Rich Strike, Reed, and Leon were up against,seemingly insurmountable odds. In fact, the only reason they got to race is that another horse, Ethereal Road, scratched from the race.


The confluence? Tragedy, recovery, a fresh approach, diligent training, and a break merged into one created opportunity. Each of those events fed into the heart of those who were involved. That confluence of events led each of the players in this story to a place that created in their hearts a champion. 


And the race goes to: THE ONE WITH THE MOST HEART!


The Book of Proverbs instructs us about the heart. 


“Guard your heart above all else, for it determines the course of your life.”

Proverbs 4:23 NLT


Another translation adds clarity. “From your heart flows ALL of the issues of life.”
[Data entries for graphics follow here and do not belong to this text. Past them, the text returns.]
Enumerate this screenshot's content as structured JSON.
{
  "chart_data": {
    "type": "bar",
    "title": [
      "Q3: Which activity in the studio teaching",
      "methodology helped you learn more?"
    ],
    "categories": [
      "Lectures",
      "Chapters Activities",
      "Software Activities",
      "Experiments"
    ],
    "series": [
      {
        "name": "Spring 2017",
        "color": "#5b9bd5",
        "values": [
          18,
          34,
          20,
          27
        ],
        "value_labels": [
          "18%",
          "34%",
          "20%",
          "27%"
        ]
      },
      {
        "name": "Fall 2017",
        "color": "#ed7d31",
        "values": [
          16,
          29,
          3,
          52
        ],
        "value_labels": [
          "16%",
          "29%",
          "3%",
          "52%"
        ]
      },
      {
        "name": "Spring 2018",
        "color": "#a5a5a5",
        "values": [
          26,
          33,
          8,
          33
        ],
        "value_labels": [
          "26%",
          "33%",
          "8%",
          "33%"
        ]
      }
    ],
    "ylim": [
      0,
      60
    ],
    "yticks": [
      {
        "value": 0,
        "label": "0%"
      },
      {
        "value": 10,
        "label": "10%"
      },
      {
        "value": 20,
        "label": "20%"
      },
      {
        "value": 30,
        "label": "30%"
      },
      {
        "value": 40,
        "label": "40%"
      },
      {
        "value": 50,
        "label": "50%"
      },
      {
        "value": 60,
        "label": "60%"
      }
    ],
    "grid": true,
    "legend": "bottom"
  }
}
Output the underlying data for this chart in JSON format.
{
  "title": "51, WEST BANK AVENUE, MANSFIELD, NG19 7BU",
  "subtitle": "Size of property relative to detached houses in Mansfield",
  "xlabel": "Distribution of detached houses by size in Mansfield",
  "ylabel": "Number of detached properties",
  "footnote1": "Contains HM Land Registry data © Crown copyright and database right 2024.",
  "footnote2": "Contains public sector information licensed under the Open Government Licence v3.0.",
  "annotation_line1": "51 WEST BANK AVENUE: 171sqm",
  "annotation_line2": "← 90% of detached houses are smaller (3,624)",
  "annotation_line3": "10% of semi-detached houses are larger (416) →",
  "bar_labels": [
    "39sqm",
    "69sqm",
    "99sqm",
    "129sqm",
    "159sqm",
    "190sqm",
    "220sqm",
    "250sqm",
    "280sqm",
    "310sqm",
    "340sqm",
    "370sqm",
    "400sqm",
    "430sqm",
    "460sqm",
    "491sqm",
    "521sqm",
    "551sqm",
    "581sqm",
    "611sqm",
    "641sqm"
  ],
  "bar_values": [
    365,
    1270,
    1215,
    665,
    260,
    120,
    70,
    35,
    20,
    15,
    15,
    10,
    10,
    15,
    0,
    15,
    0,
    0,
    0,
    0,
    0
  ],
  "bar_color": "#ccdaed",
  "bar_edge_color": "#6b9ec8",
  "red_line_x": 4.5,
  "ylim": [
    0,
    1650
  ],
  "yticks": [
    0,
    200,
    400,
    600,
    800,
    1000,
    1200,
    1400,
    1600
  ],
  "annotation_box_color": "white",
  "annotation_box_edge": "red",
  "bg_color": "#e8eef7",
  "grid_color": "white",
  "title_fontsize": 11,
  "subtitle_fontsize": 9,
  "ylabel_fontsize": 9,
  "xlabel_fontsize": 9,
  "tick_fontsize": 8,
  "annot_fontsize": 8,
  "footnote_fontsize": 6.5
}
Training is important. Diligence and discipline is important. Gaining wisdom and knowledge is important. But hidden within the daily routine that builds strength, muscle, knowledge, and wisdom, there also has to be a diligence toward guarding your heart. It protects you when adversity tries to dismantle your dream. It protects you when well meaning voices try to dissuade you from reaching for your dream. And, in the moments when it looks as though all odds are against you, that bigger, better horses, with bigger financial backers and better training are standing at the gate with you, it helps you remember what is inside - what God has placed inside of you. The heart wins!